En 1960, l'auteur américain, William Buchanan, reprend le personnage du Dr Syn dans son roman Christopher Syn. Il s'agit là principalement d'une refonte du livre The Further Adventures Of Doctor Syn, de Russell Thorndike. La fin est ainsi différente et les personnages secondaires prennent de nouveaux noms. Walt Disney découvre grâce à cet opus le personnage dont il juge le profil et les aventures passionnantes. Il décide immédiatement d'en acheter les droits d'adaptation. La négociation est si rapide qu'il apprend seulement après que la société de production Hammer Film élabore déjà un film sur le même thème. Walt Disney tonne, et défendant les intérêts de son studio, obtient auprès de son concurrent le changement du nom du personnage principal. En 1962, Hammer Film sort donc Captain Clegg (Night Creatures en V.O.) reprenant ici le nom sous lequel, dans le roman originel de Thorndike, le Dr Syn se faisait passer en tant que pirate des mers, avant de devenir le Scarecrow ; le personnage principal s'appelant lui Parson Blyss. Walt Disney délaissera pour sa part l'épisode de pirates de la vie du Dr Syn et focalisera son adaptation sur sa période en tant que The Scarecrow.
Walt Disney lance la mise en production de Dr Syn aux débuts des années 60. Souhaitant apporter au film une grande touche d'authenticité, il déporte le tournage en Angleterre, précisément dans le comté de Romney Marsh. Fidèle à ses principes, le Maître se donne les moyens de ses ambitions et traite l'œuvre indépendamment de son support de diffusion. S'il recherche avant tout la qualité éditoriale, il voit également d'un bon œil la possibilité, une fois la fiction réalisée, de la proposer, au choix, sur le petit ou grand écran. Il filme ainsi assez de matières pour tenir trois longs épisodes de 45 minutes destinés à la diffusion télé sur le marché américain mais utilise aussi le format cinéma, histoire de présenter le long-métrage dans les salles obscures à l'international, en France et Grande-Bretagne notamment.

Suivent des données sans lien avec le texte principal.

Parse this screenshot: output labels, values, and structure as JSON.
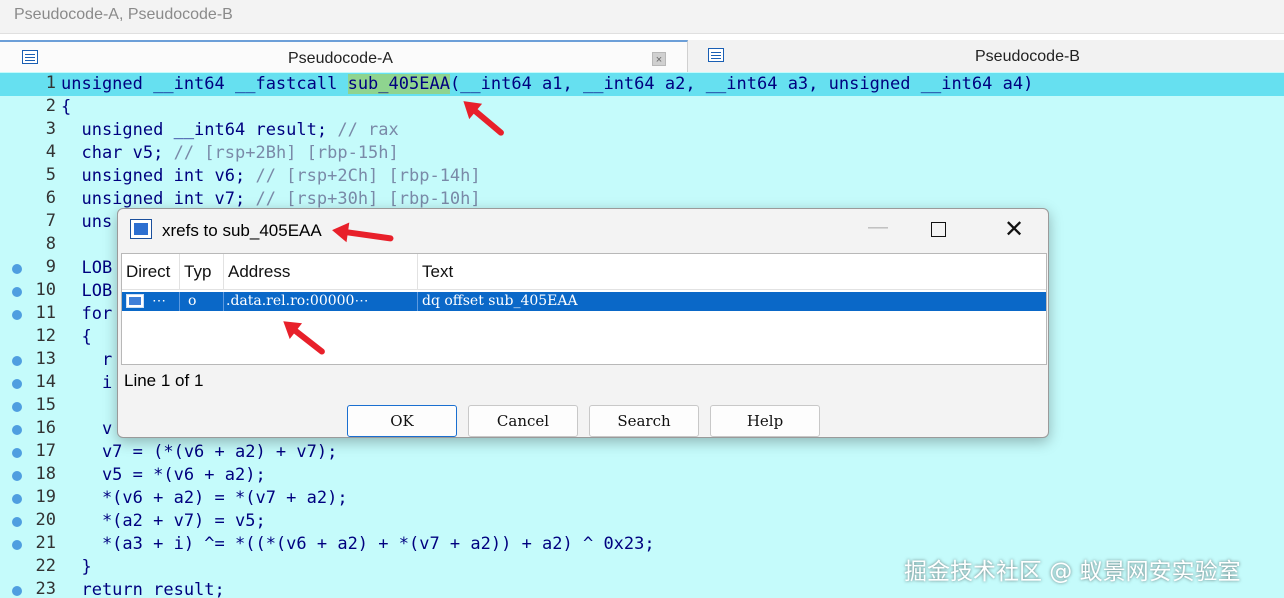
{
  "window": {
    "title": "Pseudocode-A, Pseudocode-B"
  },
  "tabs": [
    {
      "label": "Pseudocode-A",
      "icon": "pseudocode-icon",
      "close_glyph": "×"
    },
    {
      "label": "Pseudocode-B",
      "icon": "pseudocode-icon"
    }
  ],
  "code": {
    "lines": [
      {
        "num": "1",
        "bp": false,
        "hl": true
      },
      {
        "num": "2",
        "bp": false
      },
      {
        "num": "3",
        "bp": false
      },
      {
        "num": "4",
        "bp": false
      },
      {
        "num": "5",
        "bp": false
      },
      {
        "num": "6",
        "bp": false
      },
      {
        "num": "7",
        "bp": false
      },
      {
        "num": "8",
        "bp": false
      },
      {
        "num": "9",
        "bp": true
      },
      {
        "num": "10",
        "bp": true
      },
      {
        "num": "11",
        "bp": true
      },
      {
        "num": "12",
        "bp": false
      },
      {
        "num": "13",
        "bp": true
      },
      {
        "num": "14",
        "bp": true
      },
      {
        "num": "15",
        "bp": true
      },
      {
        "num": "16",
        "bp": true
      },
      {
        "num": "17",
        "bp": true
      },
      {
        "num": "18",
        "bp": true
      },
      {
        "num": "19",
        "bp": true
      },
      {
        "num": "20",
        "bp": true
      },
      {
        "num": "21",
        "bp": true
      },
      {
        "num": "22",
        "bp": false
      },
      {
        "num": "23",
        "bp": true
      }
    ],
    "text": {
      "l1a": "unsigned __int64 __fastcall ",
      "l1fn": "sub_405EAA",
      "l1b": "(__int64 a1, __int64 a2, __int64 a3, unsigned __int64 a4)",
      "l2": "{",
      "l3": "  unsigned __int64 result; ",
      "l3c": "// rax",
      "l4": "  char v5; ",
      "l4c": "// [rsp+2Bh] [rbp-15h]",
      "l5": "  unsigned int v6; ",
      "l5c": "// [rsp+2Ch] [rbp-14h]",
      "l6": "  unsigned int v7; ",
      "l6c": "// [rsp+30h] [rbp-10h]",
      "l7": "  uns",
      "l9": "  LOB",
      "l10": "  LOB",
      "l11": "  for",
      "l12": "  {",
      "l13": "    r",
      "l14": "    i",
      "l16": "    v",
      "l17": "    v7 = (*(v6 + a2) + v7);",
      "l18": "    v5 = *(v6 + a2);",
      "l19": "    *(v6 + a2) = *(v7 + a2);",
      "l20": "    *(a2 + v7) = v5;",
      "l21": "    *(a3 + i) ^= *((*(v6 + a2) + *(v7 + a2)) + a2) ^ 0x23;",
      "l22": "  }",
      "l23": "  return result;"
    }
  },
  "dialog": {
    "title": "xrefs to sub_405EAA",
    "minimize_glyph": "—",
    "close_glyph": "✕",
    "columns": {
      "direct": "Direct",
      "type": "Typ",
      "address": "Address",
      "text": "Text"
    },
    "row": {
      "direct": "⋯",
      "type": "o",
      "address": ".data.rel.ro:00000⋯",
      "text": "dq offset sub_405EAA"
    },
    "status": "Line 1 of 1",
    "buttons": {
      "ok": "OK",
      "cancel": "Cancel",
      "search": "Search",
      "help": "Help"
    }
  },
  "watermark": "掘金技术社区 @ 蚁景网安实验室",
  "colors": {
    "code_bg": "#c5fbfb",
    "highlight_line": "#66e0f0",
    "function_highlight": "#8fd48f",
    "selection": "#0a68c8",
    "arrow": "#e8202a"
  }
}
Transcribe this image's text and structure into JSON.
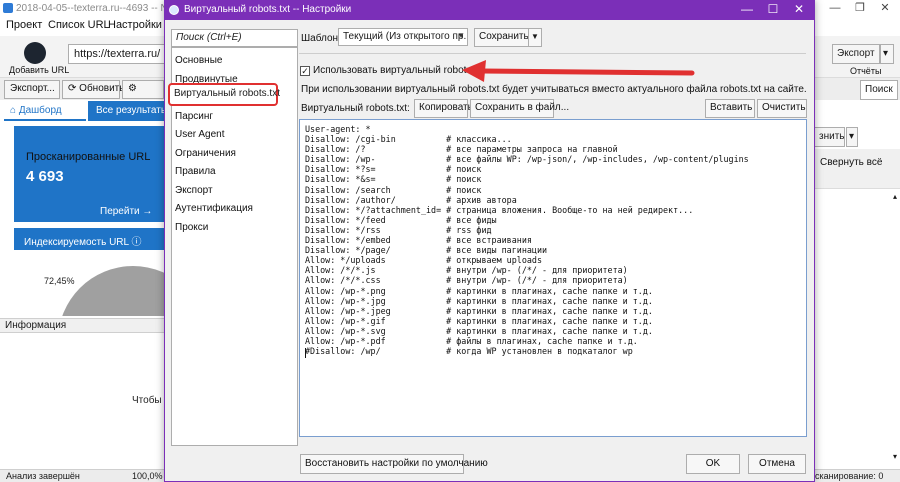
{
  "background_app": {
    "title": "2018-04-05--texterra.ru--4693 -- Netpeak Sp",
    "menu": [
      "Проект",
      "Список URL",
      "Настройки"
    ],
    "add_url_label": "Добавить URL",
    "url_value": "https://texterra.ru/",
    "export_btn": "Экспорт...",
    "refresh_btn": "Обновить",
    "tab_dashboard": "Дашборд",
    "tab_all_results": "Все результаты (4",
    "scanned_label": "Просканированные URL",
    "scanned_value": "4 693",
    "go_label": "Перейти →",
    "indexability_label": "Индексируемость URL",
    "pie_percent": "72,45%",
    "info_label": "Информация",
    "info_text": "Чтобы п",
    "status_left": "Анализ завершён",
    "status_mid": "100,0%",
    "status_right": "сканирование: 0",
    "right_export": "Экспорт",
    "right_reports": "Отчёты",
    "right_search": "Поиск",
    "right_expand": "знить",
    "right_collapse": "Свернуть всё"
  },
  "dialog": {
    "title": "Виртуальный robots.txt -- Настройки",
    "nav_search_placeholder": "Поиск (Ctrl+E)",
    "nav": [
      "Основные",
      "Продвинутые",
      "Виртуальный robots.txt",
      "Парсинг",
      "User Agent",
      "Ограничения",
      "Правила",
      "Экспорт",
      "Аутентификация",
      "Прокси"
    ],
    "template_label": "Шаблон:",
    "template_value": "Текущий (Из открытого пр...",
    "save_btn": "Сохранить",
    "checkbox_label": "Использовать виртуальный robots.txt",
    "checkbox_checked": true,
    "info_text": "При использовании виртуальный robots.txt будет учитываться вместо актуального файла robots.txt на сайте.",
    "editor_label": "Виртуальный robots.txt:",
    "copy_btn": "Копировать",
    "save_file_btn": "Сохранить в файл...",
    "paste_btn": "Вставить",
    "clear_btn": "Очистить",
    "robots_text": "User-agent: *\nDisallow: /cgi-bin          # классика...\nDisallow: /?                # все параметры запроса на главной\nDisallow: /wp-              # все файлы WP: /wp-json/, /wp-includes, /wp-content/plugins\nDisallow: *?s=              # поиск\nDisallow: *&s=              # поиск\nDisallow: /search           # поиск\nDisallow: /author/          # архив автора\nDisallow: */?attachment_id= # страница вложения. Вообще-то на ней редирект...\nDisallow: */feed            # все фиды\nDisallow: */rss             # rss фид\nDisallow: */embed           # все встраивания\nDisallow: */page/           # все виды пагинации\nAllow: */uploads            # открываем uploads\nAllow: /*/*.js              # внутри /wp- (/*/ - для приоритета)\nAllow: /*/*.css             # внутри /wp- (/*/ - для приоритета)\nAllow: /wp-*.png            # картинки в плагинах, cache папке и т.д.\nAllow: /wp-*.jpg            # картинки в плагинах, cache папке и т.д.\nAllow: /wp-*.jpeg           # картинки в плагинах, cache папке и т.д.\nAllow: /wp-*.gif            # картинки в плагинах, cache папке и т.д.\nAllow: /wp-*.svg            # картинки в плагинах, cache папке и т.д.\nAllow: /wp-*.pdf            # файлы в плагинах, cache папке и т.д.\n#Disallow: /wp/             # когда WP установлен в подкаталог wp",
    "restore_btn": "Восстановить настройки по умолчанию",
    "ok_btn": "OK",
    "cancel_btn": "Отмена"
  },
  "colors": {
    "dialog_title_bg": "#7b2fb8",
    "accent_blue": "#1f74c7",
    "highlight_red": "#e03030"
  }
}
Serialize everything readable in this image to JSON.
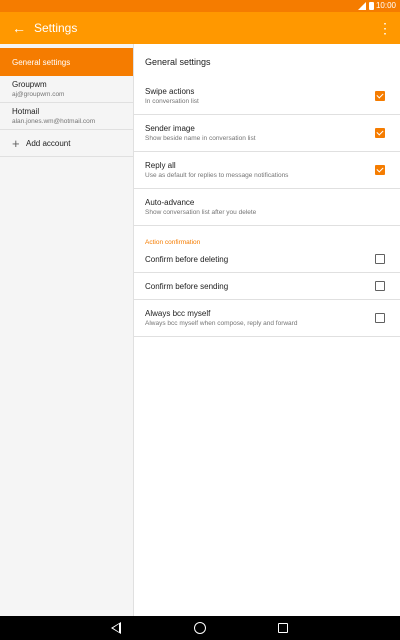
{
  "status": {
    "time": "10:00"
  },
  "app_bar": {
    "title": "Settings",
    "back_icon": "arrow-back-icon",
    "overflow_icon": "more-vert-icon"
  },
  "left_pane": {
    "active": "General settings",
    "accounts": [
      {
        "name": "Groupwm",
        "email": "aj@groupwm.com"
      },
      {
        "name": "Hotmail",
        "email": "alan.jones.wm@hotmail.com"
      }
    ],
    "add_account": "Add account"
  },
  "right_pane": {
    "header": "General settings",
    "rows": [
      {
        "title": "Swipe actions",
        "summary": "In conversation list",
        "checked": true
      },
      {
        "title": "Sender image",
        "summary": "Show beside name in conversation list",
        "checked": true
      },
      {
        "title": "Reply all",
        "summary": "Use as default for replies to message notifications",
        "checked": true
      },
      {
        "title": "Auto-advance",
        "summary": "Show conversation list after you delete"
      }
    ],
    "category": "Action confirmation",
    "confirm_rows": [
      {
        "title": "Confirm before deleting",
        "checked": false
      },
      {
        "title": "Confirm before sending",
        "checked": false
      },
      {
        "title": "Always bcc myself",
        "summary": "Always bcc myself when compose, reply and forward",
        "checked": false
      }
    ]
  },
  "colors": {
    "accent": "#f57c00",
    "app_bar": "#ff9800",
    "status_bar": "#f57c00"
  }
}
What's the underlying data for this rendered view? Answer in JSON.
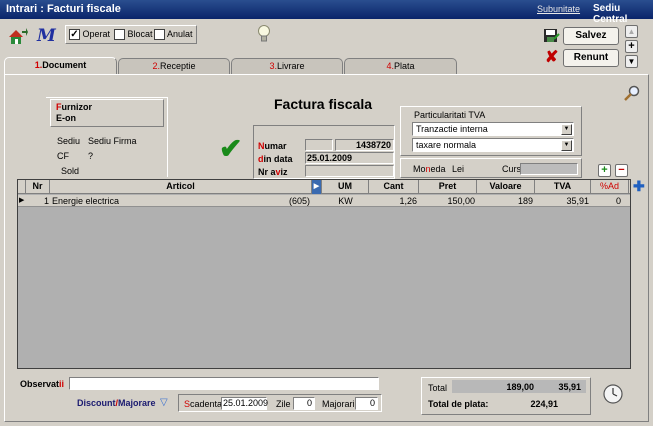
{
  "window": {
    "title": "Intrari : Facturi fiscale",
    "subunit_label": "Subunitate",
    "subunit_value": "Sediu Central"
  },
  "toolbar": {
    "operat": "Operat",
    "blocat": "Blocat",
    "anulat": "Anulat",
    "operat_checked": true
  },
  "actions": {
    "save": "Salvez",
    "cancel": "Renunt"
  },
  "tabs": [
    {
      "num": "1.",
      "label": "Document"
    },
    {
      "num": "2.",
      "label": "Receptie"
    },
    {
      "num": "3.",
      "label": "Livrare"
    },
    {
      "num": "4.",
      "label": "Plata"
    }
  ],
  "supplier": {
    "label_l1": "F",
    "label_r1": "urnizor",
    "name": "E-on",
    "sediu_label": "Sediu",
    "sediu_value": "Sediu Firma",
    "cf_label": "CF",
    "cf_value": "?",
    "sold_label": "Sold"
  },
  "invoice": {
    "title": "Factura fiscala",
    "numar_l": "N",
    "numar_r": "umar",
    "numar_value": "1438720",
    "data_l": "d",
    "data_r": "in data",
    "data_value": "25.01.2009",
    "aviz_l": "Nr a",
    "aviz_m": "v",
    "aviz_r": "iz",
    "aviz_value": ""
  },
  "tva": {
    "title": "Particularitati TVA",
    "option1": "Tranzactie interna",
    "option2": "taxare normala"
  },
  "currency": {
    "moneda_label_l": "Mo",
    "moneda_label_m": "n",
    "moneda_label_r": "eda",
    "moneda_value": "Lei",
    "curs_label": "Curs",
    "curs_value": ""
  },
  "grid": {
    "columns": [
      "Nr",
      "Articol",
      "UM",
      "Cant",
      "Pret",
      "Valoare",
      "TVA",
      "%Ad"
    ],
    "rows": [
      {
        "nr": "1",
        "articol": "Energie electrica",
        "code": "(605)",
        "um": "KW",
        "cant": "1,26",
        "pret": "150,00",
        "valoare": "189",
        "tva": "35,91",
        "ad": "0"
      }
    ]
  },
  "footer": {
    "obs_label_l": "Observat",
    "obs_label_r": "ii",
    "obs_value": "",
    "discount_label_l": "Discount",
    "discount_label_m": "/",
    "discount_label_r": "Majorare",
    "scadenta_l": "S",
    "scadenta_r": "cadenta",
    "scadenta_value": "25.01.2009",
    "zile_label": "Zile",
    "zile_value": "0",
    "majorari_label": "Majorari",
    "majorari_value": "0"
  },
  "totals": {
    "total_label": "Total",
    "total_value": "189,00",
    "total_tva": "35,91",
    "plata_label": "Total de plata:",
    "plata_value": "224,91"
  },
  "colors": {
    "titlebar": "#0a246a",
    "red": "#d00000",
    "green_check": "#1a8a1a"
  }
}
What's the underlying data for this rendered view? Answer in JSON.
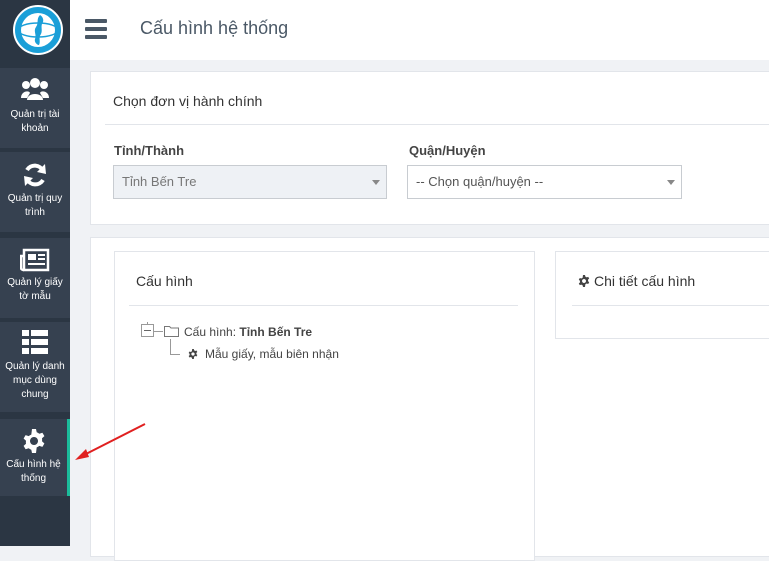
{
  "header": {
    "title": "Cấu hình hệ thống"
  },
  "sidebar": {
    "items": [
      {
        "label": "Quản trị tài khoản",
        "icon": "users-icon"
      },
      {
        "label": "Quản trị quy trình",
        "icon": "refresh-icon"
      },
      {
        "label": "Quản lý giấy tờ mẫu",
        "icon": "newspaper-icon"
      },
      {
        "label": "Quản lý danh mục dùng chung",
        "icon": "list-icon"
      },
      {
        "label": "Cấu hình hệ thống",
        "icon": "gear-icon",
        "active": true
      }
    ]
  },
  "admin_unit": {
    "title": "Chọn đơn vị hành chính",
    "province_label": "Tỉnh/Thành",
    "province_value": "Tỉnh Bến Tre",
    "district_label": "Quận/Huyện",
    "district_value": "-- Chọn quận/huyện --"
  },
  "config": {
    "title": "Cấu hình",
    "root_prefix": "Cấu hình:",
    "root_name": "Tỉnh Bến Tre",
    "child": "Mẫu giấy, mẫu biên nhận"
  },
  "detail": {
    "title": "Chi tiết cấu hình"
  },
  "colors": {
    "sidebar": "#2b3643",
    "nav_item": "#364150",
    "active_border": "#1bbc9b",
    "arrow": "#e02020"
  }
}
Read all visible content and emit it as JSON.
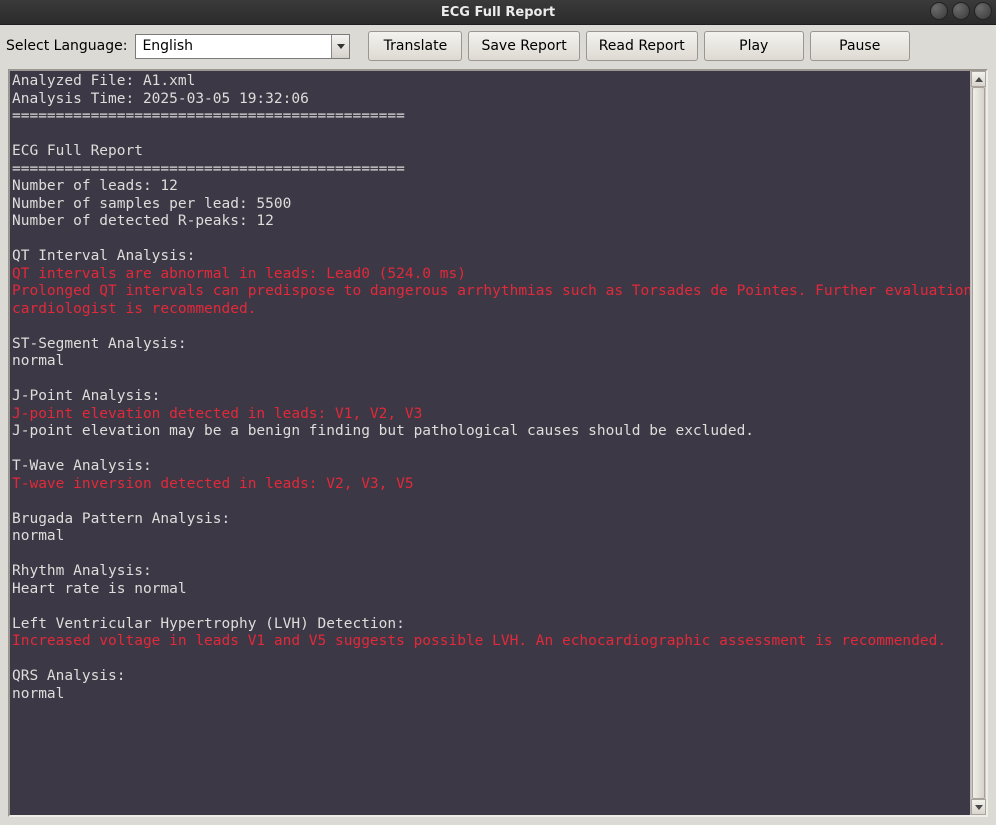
{
  "window": {
    "title": "ECG Full Report"
  },
  "toolbar": {
    "language_label": "Select Language:",
    "language_value": "English",
    "translate": "Translate",
    "save": "Save Report",
    "read": "Read Report",
    "play": "Play",
    "pause": "Pause"
  },
  "report": {
    "lines": [
      {
        "t": "Analyzed File: A1.xml"
      },
      {
        "t": "Analysis Time: 2025-03-05 19:32:06"
      },
      {
        "t": "============================================="
      },
      {
        "t": ""
      },
      {
        "t": "ECG Full Report"
      },
      {
        "t": "============================================="
      },
      {
        "t": "Number of leads: 12"
      },
      {
        "t": "Number of samples per lead: 5500"
      },
      {
        "t": "Number of detected R-peaks: 12"
      },
      {
        "t": ""
      },
      {
        "t": "QT Interval Analysis:"
      },
      {
        "t": "QT intervals are abnormal in leads: Lead0 (524.0 ms)",
        "warn": true
      },
      {
        "t": "Prolonged QT intervals can predispose to dangerous arrhythmias such as Torsades de Pointes. Further evaluation by a",
        "warn": true
      },
      {
        "t": "cardiologist is recommended.",
        "warn": true
      },
      {
        "t": ""
      },
      {
        "t": "ST-Segment Analysis:"
      },
      {
        "t": "normal"
      },
      {
        "t": ""
      },
      {
        "t": "J-Point Analysis:"
      },
      {
        "t": "J-point elevation detected in leads: V1, V2, V3",
        "warn": true
      },
      {
        "t": "J-point elevation may be a benign finding but pathological causes should be excluded."
      },
      {
        "t": ""
      },
      {
        "t": "T-Wave Analysis:"
      },
      {
        "t": "T-wave inversion detected in leads: V2, V3, V5",
        "warn": true
      },
      {
        "t": ""
      },
      {
        "t": "Brugada Pattern Analysis:"
      },
      {
        "t": "normal"
      },
      {
        "t": ""
      },
      {
        "t": "Rhythm Analysis:"
      },
      {
        "t": "Heart rate is normal"
      },
      {
        "t": ""
      },
      {
        "t": "Left Ventricular Hypertrophy (LVH) Detection:"
      },
      {
        "t": "Increased voltage in leads V1 and V5 suggests possible LVH. An echocardiographic assessment is recommended.",
        "warn": true
      },
      {
        "t": ""
      },
      {
        "t": "QRS Analysis:"
      },
      {
        "t": "normal"
      }
    ]
  }
}
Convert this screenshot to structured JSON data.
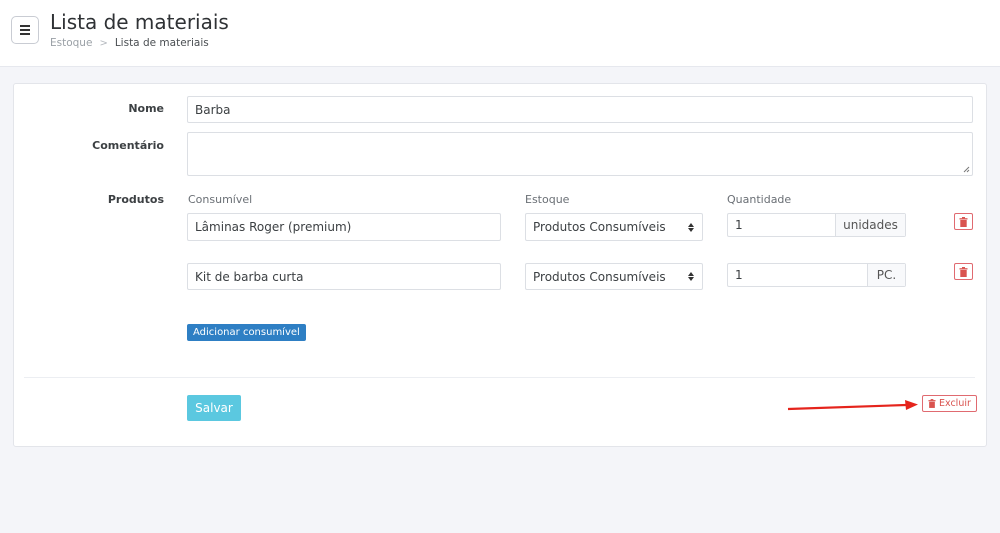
{
  "header": {
    "title": "Lista de materiais",
    "breadcrumb": {
      "parent": "Estoque",
      "separator": ">",
      "current": "Lista de materiais"
    }
  },
  "form": {
    "name_label": "Nome",
    "name_value": "Barba",
    "comment_label": "Comentário",
    "comment_value": "",
    "products_label": "Produtos",
    "columns": {
      "consumable": "Consumível",
      "stock": "Estoque",
      "quantity": "Quantidade"
    },
    "rows": [
      {
        "consumable": "Lâminas Roger (premium)",
        "stock": "Produtos Consumíveis",
        "quantity": "1",
        "unit": "unidades"
      },
      {
        "consumable": "Kit de barba curta",
        "stock": "Produtos Consumíveis",
        "quantity": "1",
        "unit": "PC."
      }
    ],
    "add_label": "Adicionar consumível",
    "save_label": "Salvar",
    "delete_label": "Excluir"
  },
  "colors": {
    "primary": "#2e7fc4",
    "info": "#5bc8e0",
    "danger": "#d9534f",
    "annotation_arrow": "#e5241c"
  }
}
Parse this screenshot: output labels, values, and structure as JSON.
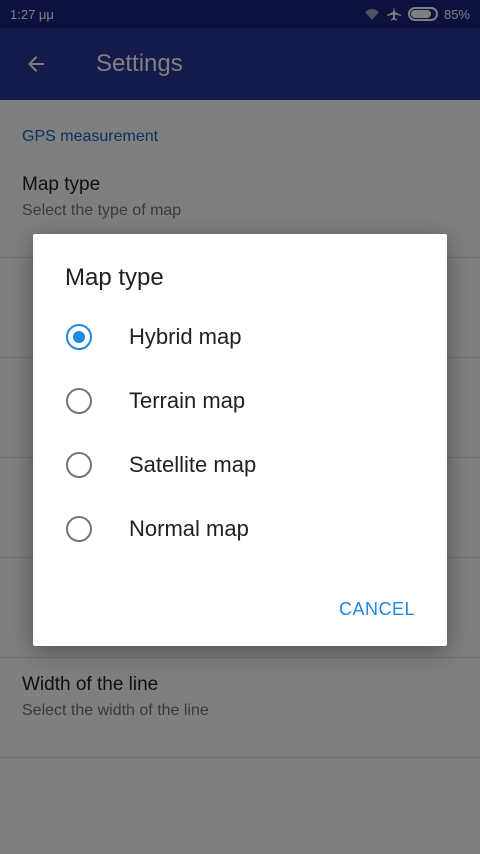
{
  "status_bar": {
    "time": "1:27 μμ",
    "battery": "85%",
    "battery_level": 0.85
  },
  "app_bar": {
    "title": "Settings",
    "back_icon": "arrow-left-icon"
  },
  "settings": {
    "section": "GPS measurement",
    "items": [
      {
        "title": "Map type",
        "subtitle": "Select the type of map"
      },
      {
        "title": "Width of the line",
        "subtitle": "Select the width of the line"
      }
    ]
  },
  "dialog": {
    "title": "Map type",
    "options": [
      {
        "label": "Hybrid map",
        "checked": true
      },
      {
        "label": "Terrain map",
        "checked": false
      },
      {
        "label": "Satellite map",
        "checked": false
      },
      {
        "label": "Normal map",
        "checked": false
      }
    ],
    "cancel_label": "CANCEL"
  },
  "colors": {
    "primary": "#283593",
    "status_bar": "#1a237e",
    "accent": "#1e88e5"
  }
}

Côté scénario, Walt Disney fait adapter les romans en conservant leur essence tout en se concentrant sur l'épopée Scarecrow dont il change certains rebondissements. Ayant tiré les conclusions qui s'imposent de son erreur avec Davy Crockett, qui a le mauvais goût de passer trop vite de vie à trépas, il conserve, cette fois-ci, son personnage principal bien vivant. Il intervient aussi considérablement dans les rôles secondaires, privant par exemple le Dr Syn de prétendante mais rajoutant au contraire l'amourette de la fille du dignitaire local avec le jeune lieutenant de l'armée. Au final, de l'Epouvantail énigmatique à souhait, à son bras droit, Mr. Mipps qui partage avec John Banks, le plus jeune fils du dignitaire, le secret de son identité, à sa sœur, Katharine Banks, amourachée du sympathique Lt. Philip Brackenbury, en passant par le bon Squire Thomas Banks, haut dignitaire du comté de Romney Marsh dont le fils ainé Harry est enrôlé de force dans la Navy depuis 4 ans, sans oublier l'autoritaire et parfaitement antipathique General Pugh ; toute la galerie de personnages fait mouche et séduit le spectateur épaté devant le soin donné à la qualification des intervenants.
Les acteurs livrent
d'ailleurs des prestations de haute tenue. Le premier d'entre eux, Patrick
McGoohan, semble fait pour le rôle du Dr Syn. Il adopte en effet une attitude
douce et pausée en tant que vicaire mais devient redoutablement déterminé mué en
l'Epouvantail. La violence se ressent dans les gestes et le timbre de voix,
dotant le justicier d'un rire l'amenant aux portes de la folie furieuse. Il
maintient ainsi l'ordre par la terreur alors même que ses valeurs l'empêchent de
tuer qui que se soit, limite morale dont il organise précieusement le secret.
Connu du grand public pour son rôle dans la série Le Prisonnier, Patrick
McGoohan est un familier des productions de la compagnie de Mickey, que cela
soit pour le label historique avec
Les Trois Vies de Thomasina (1963) ou
sa filiale Touchstone avec Baby... Le Secret
de la Légende Oubliée (1985). Il a, plus récemment encore, prêté sa voix à Billy Bones dans
La Planète au Trésor.
George Cole endosse, pour sa part, le rôle de Mr. Mipps. D'un physique peu
avenant, il campe à merveille un personnage finalement charismatique, qui
surprend son monde par sa capacité à se rendre parfaitement sympathique.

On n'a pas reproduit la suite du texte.